Chegamos à Inhaca com 10 contos na mão para pagar o transporte que nem sequer chega à areia da praia. Para trás ficaram três horas no Nyeleti, um barco tão robusto quanto velho utilizado pelos locais e por alguns, poucos, turistas. Não vamos de avião, que demora 15 minutos e custa 50 USD. Vamos de barco que demora 3 horas e custa 6USD. A escolha encontra a racionalidade no preço e na diferença, mas só subsiste pela ilusão. É barato, de facto. O Nyeleti tem duas categorias de preços.
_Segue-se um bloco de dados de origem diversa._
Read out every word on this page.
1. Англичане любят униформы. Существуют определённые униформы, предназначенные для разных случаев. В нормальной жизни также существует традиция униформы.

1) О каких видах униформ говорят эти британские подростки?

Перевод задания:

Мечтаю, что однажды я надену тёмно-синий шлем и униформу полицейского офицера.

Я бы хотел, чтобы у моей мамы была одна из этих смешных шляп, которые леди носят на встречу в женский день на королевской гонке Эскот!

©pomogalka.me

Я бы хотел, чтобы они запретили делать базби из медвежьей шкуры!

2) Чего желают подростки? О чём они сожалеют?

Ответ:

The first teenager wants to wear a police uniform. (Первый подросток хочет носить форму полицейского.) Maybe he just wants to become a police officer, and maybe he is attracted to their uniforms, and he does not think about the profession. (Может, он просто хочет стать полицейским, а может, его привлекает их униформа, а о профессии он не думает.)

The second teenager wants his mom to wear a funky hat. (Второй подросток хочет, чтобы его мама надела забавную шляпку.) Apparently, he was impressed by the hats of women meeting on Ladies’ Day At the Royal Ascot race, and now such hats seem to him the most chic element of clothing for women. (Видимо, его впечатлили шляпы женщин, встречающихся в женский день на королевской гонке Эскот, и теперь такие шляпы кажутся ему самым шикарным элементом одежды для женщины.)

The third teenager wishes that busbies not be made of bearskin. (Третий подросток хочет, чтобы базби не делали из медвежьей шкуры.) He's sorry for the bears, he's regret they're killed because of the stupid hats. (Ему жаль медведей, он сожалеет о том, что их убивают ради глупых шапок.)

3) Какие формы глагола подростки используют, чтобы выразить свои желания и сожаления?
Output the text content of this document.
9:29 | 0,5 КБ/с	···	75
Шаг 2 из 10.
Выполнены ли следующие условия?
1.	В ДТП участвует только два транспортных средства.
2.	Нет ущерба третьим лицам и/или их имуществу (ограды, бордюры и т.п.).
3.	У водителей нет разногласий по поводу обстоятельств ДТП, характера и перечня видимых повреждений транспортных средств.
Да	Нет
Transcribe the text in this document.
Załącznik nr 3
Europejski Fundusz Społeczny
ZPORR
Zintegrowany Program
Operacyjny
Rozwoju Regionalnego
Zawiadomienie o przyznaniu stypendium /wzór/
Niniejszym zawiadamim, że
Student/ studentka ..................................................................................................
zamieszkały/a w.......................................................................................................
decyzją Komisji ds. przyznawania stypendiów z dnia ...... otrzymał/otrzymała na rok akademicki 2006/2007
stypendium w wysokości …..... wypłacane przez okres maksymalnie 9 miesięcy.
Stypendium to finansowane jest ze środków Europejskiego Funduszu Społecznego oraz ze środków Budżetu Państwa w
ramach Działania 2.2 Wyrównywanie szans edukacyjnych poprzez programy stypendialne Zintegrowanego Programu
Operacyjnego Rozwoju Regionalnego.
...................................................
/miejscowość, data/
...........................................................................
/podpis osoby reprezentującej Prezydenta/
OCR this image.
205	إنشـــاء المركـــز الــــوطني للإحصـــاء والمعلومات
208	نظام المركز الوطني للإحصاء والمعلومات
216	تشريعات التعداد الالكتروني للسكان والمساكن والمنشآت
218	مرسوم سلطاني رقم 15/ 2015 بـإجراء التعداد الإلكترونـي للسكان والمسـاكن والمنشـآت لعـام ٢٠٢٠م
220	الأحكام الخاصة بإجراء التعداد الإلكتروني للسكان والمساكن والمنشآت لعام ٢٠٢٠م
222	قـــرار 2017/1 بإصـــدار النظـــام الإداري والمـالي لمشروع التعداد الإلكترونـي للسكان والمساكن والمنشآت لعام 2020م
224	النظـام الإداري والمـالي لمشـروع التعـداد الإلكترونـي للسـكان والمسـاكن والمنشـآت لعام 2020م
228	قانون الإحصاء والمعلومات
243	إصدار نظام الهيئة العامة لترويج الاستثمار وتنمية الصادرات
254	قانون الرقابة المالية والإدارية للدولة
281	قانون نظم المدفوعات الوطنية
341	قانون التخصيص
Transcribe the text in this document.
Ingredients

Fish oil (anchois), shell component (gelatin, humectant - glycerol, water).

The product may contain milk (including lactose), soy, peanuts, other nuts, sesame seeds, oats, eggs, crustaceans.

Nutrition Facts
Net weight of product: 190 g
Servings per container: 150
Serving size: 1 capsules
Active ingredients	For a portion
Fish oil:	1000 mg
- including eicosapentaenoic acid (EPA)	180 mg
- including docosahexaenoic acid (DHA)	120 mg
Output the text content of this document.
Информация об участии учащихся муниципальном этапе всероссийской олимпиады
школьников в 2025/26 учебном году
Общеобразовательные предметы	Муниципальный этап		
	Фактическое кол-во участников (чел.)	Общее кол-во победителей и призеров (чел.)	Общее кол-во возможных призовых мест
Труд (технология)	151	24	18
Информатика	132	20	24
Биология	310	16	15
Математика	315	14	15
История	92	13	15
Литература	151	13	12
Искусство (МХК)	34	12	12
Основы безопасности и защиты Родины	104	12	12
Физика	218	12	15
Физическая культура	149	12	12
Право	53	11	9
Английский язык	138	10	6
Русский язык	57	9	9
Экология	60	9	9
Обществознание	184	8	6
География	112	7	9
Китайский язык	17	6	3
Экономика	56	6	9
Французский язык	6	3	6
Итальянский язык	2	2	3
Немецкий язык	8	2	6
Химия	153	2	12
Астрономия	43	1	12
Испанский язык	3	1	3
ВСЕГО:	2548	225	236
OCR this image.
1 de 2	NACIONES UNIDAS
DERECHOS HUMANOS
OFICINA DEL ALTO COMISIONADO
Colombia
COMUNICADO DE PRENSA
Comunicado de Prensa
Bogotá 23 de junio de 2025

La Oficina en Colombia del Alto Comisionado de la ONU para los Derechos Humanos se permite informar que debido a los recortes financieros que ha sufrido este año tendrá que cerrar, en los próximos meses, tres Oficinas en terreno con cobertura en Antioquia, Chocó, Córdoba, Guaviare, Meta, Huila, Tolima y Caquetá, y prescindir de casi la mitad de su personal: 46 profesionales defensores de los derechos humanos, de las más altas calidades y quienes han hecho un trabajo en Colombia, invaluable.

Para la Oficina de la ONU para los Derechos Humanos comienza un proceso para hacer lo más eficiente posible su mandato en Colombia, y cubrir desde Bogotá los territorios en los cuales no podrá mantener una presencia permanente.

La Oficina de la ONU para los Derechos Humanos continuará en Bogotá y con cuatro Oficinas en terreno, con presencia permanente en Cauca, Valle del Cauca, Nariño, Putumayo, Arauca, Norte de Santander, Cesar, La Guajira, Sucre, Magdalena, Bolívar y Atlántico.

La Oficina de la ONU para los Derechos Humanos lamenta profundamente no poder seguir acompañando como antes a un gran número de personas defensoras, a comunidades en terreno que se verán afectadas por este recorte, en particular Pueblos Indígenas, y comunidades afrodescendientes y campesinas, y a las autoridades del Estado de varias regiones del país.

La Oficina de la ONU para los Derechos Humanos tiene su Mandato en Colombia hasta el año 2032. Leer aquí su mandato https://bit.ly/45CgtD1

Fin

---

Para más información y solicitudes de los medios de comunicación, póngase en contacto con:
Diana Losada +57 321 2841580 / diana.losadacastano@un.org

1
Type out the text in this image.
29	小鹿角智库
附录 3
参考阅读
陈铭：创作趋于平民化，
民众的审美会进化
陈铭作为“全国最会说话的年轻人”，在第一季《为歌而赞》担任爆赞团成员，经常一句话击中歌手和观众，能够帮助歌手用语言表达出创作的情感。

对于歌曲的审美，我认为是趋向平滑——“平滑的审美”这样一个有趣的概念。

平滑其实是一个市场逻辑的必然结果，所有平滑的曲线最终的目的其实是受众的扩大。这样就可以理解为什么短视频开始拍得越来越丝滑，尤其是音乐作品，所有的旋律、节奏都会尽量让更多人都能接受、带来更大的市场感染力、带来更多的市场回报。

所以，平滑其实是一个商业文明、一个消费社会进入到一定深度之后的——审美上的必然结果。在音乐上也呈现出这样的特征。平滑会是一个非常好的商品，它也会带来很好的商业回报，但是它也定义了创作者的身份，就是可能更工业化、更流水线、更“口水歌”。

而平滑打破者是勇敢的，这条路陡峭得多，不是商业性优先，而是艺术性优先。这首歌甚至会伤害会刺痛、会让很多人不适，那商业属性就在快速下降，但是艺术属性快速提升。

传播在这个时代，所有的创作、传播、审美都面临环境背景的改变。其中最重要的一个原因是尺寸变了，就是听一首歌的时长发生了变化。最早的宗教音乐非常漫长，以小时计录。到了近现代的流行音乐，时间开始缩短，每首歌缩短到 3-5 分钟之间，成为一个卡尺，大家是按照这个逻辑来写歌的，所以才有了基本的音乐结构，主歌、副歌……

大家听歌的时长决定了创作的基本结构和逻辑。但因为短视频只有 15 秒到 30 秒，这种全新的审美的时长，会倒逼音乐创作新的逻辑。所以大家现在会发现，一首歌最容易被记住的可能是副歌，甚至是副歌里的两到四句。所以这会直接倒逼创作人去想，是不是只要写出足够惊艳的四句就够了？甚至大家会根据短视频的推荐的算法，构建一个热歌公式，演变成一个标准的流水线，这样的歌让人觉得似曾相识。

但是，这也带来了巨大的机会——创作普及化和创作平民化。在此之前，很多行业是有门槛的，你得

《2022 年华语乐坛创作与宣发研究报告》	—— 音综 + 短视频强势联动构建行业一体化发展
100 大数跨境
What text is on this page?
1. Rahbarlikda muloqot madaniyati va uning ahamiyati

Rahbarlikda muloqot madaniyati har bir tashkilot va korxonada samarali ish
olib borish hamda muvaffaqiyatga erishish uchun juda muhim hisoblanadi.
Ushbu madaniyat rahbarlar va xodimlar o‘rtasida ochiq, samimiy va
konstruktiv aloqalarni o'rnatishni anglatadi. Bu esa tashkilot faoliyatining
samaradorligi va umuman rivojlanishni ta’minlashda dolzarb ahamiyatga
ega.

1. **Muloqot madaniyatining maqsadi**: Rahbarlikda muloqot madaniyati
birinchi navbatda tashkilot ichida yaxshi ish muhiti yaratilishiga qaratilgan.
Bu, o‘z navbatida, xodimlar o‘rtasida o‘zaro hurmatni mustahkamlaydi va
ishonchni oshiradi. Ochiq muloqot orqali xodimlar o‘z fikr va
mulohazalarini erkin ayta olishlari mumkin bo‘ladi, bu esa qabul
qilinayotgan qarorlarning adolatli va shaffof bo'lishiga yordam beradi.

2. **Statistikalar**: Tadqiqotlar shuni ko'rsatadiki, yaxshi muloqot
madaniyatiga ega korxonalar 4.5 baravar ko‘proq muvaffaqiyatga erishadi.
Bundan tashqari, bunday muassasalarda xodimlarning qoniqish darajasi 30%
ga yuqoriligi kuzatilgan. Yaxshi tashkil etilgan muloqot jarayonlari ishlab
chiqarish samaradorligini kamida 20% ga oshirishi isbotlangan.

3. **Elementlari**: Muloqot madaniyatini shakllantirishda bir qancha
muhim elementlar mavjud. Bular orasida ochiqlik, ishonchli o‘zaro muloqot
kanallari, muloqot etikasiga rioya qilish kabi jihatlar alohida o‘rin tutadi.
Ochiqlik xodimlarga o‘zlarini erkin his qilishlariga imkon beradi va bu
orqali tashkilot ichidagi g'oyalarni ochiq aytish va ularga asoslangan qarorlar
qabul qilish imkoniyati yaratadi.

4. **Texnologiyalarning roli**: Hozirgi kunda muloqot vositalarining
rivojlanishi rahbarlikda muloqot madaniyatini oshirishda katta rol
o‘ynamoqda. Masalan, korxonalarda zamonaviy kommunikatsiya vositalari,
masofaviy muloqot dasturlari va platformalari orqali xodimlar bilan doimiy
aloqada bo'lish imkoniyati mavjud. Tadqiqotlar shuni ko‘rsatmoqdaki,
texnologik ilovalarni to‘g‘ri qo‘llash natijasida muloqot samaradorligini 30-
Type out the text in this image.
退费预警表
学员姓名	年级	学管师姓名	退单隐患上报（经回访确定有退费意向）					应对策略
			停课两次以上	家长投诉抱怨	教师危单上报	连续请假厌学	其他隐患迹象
Na última viagem que fiz comprei 10 bilhetes para o porão, cerca de 3USD, e foi a última vez que me incumbiram de tal tarefa. O conforto da 1ª classe não é grande, mas os bancos são corridos e almofadados, o ar circula, não costuma haver animais vivos e fica perto do bar. Começa aí a diferença. O ritual parece ser sempre o mesmo. Ainda antes de o zarparmos já vários passageiros estão de cerveja na mão. Vale tudo para passar o tempo. São 8h da manhã, ainda não tomámos o pequeno almoço, mas precisa-se de qualquer coisa no estômago. Alguém que brinda. A nós, aos outros como nós, ainda não há muitos. Espalhamo-nos como podemos. Há quem pegue num livro e adormeça a ler, outros conversam sentados na 1ª classe e os restantes acomodam-se no exíguo corredor que circunda o barco. Não se pode fumar no interior e corre o boato que mais à frente poderemos ver golfinhos. No ano passado, numa viagem de regresso, ultrapassámos uma tartaruga solitária. Somos turistas, todos nós, na ilusão de que é possível saber o que é viajar no Nyeleti.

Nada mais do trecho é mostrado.